Les magnifiques comédiens Anglo-Saxons Hunter Doohan et Bryan Lee Cranston.

Les magnifiques comédiens Anglo-Saxons Hunter Doohan et Bryan Lee Cranston.

Quand une production audiovisuelle a du succès dans une aire culturelle donnée, on la voit réapparaître peu de temps après en un autre endroit de la sphère culturelle. C’est ce qui arrive avec une série israélienne qui a donné lieu a une version américaine, puis qui est maintenant adaptée pour les écrans français. Il s’agit de Kvodo (Israël, 2017), dont le remake américain s’appelle Your Honor (États-Unis, 2020-2021) et comporte 10 épisodes, et la version française qui est une création originale TF1 Productions se nomme Un homme d’honneur (France, 2021) et contient 6 épisodes.
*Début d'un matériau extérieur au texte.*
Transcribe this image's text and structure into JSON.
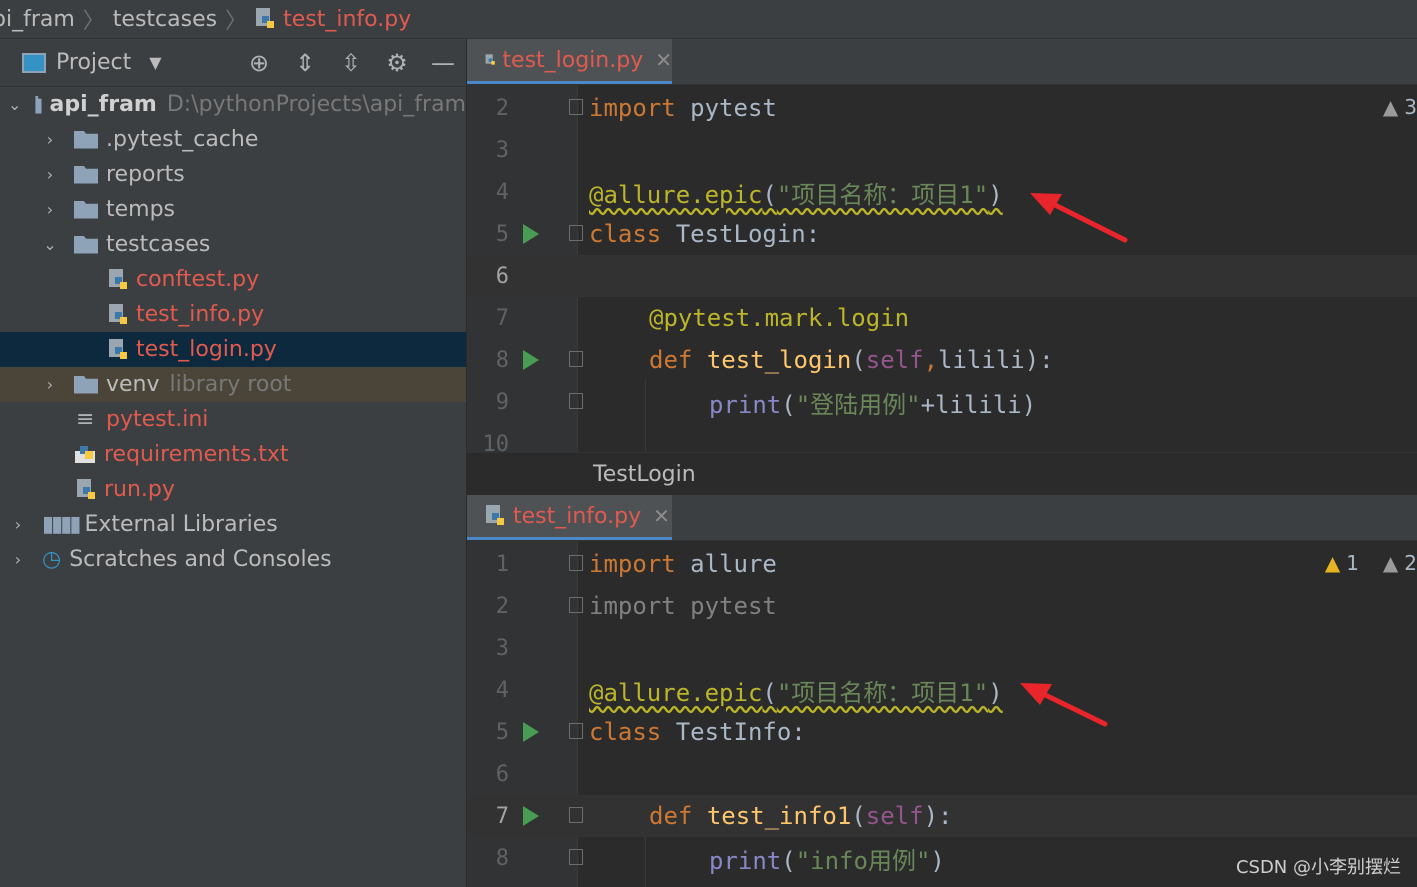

De quoi s’agit-il ? Dans la version américaine comme dans la version française (je ne parlerai pas de la création originale israélienne dans la mesure où je ne l’ai pas encore visionnée) on assiste à la catastrophe accidentelle qui arrive à un magistrat en exercice et à son fils lycéen. Le père vit seul avec son fils depuis que son épouse est morte un an auparavant. Au commencement donc a lieu un terrible accident, entre un adolescent, le fils du magistrat, qui percute violemment au volant de sa voiture un autre adolescent du même âge qui roule en moto. En totale panique, le jeune garçon de 17 ans n’appelle pas les secours et prend la fuite. Très vite, dès l’épisode inaugural, on apprend que la victime est le fils benjamin d’un baron de la drogue, redouté et redoutable. Quand le magistrat, un juge fédéral de la Nouvelle-Orléans dans la version américaine, un procureur de la république parisien dans la version française, apprend l’identité de la victime que son fils vient de mortellement blesser, il va plonger dans l’envers du décor ; il va devenir parjure, créer de fausses preuves, utiliser l’outillage traditionnel des malfrats qu’il envoie en prison habituellement, tout cela pour sauvegarder la peau de son fils.

Une belle alchimie entre les comédiens Rod Paradot et Kad Merad.

Une belle alchimie entre les comédiens Rod Paradot et Kad Merad.

Évidemment il existe une nette différence entre les 2 versions, dans la mesure où, avant de parler de différences de principes en matière de narratologie et d’expression de la dramaturgie des 2 côtés de l’Atlantique, les systèmes judiciaires français et nord-américains sont aussi très différents. Bryan Cranston avait donné à son personnage du juge Michael Desiato une épaisseur extraordinaire, assez bouleversante. La grande maîtrise dramatique de cet acteur exceptionnel permettait d’adhérer à l’histoire rocambolesque qui nous était racontée ; son antagoniste Jimmy Baxter, le chef de la mafia de la Nouvelle-Orléans, interprété avec classe par le magnifique comédien Michael Stuhlbarg, n’y était pas pour rien non plus. on assistait en 10 épisodes à la réalisation sophistiquée, extrêmement maîtrisée en matière de grammaire cinématographique, à un duel épique au sommet.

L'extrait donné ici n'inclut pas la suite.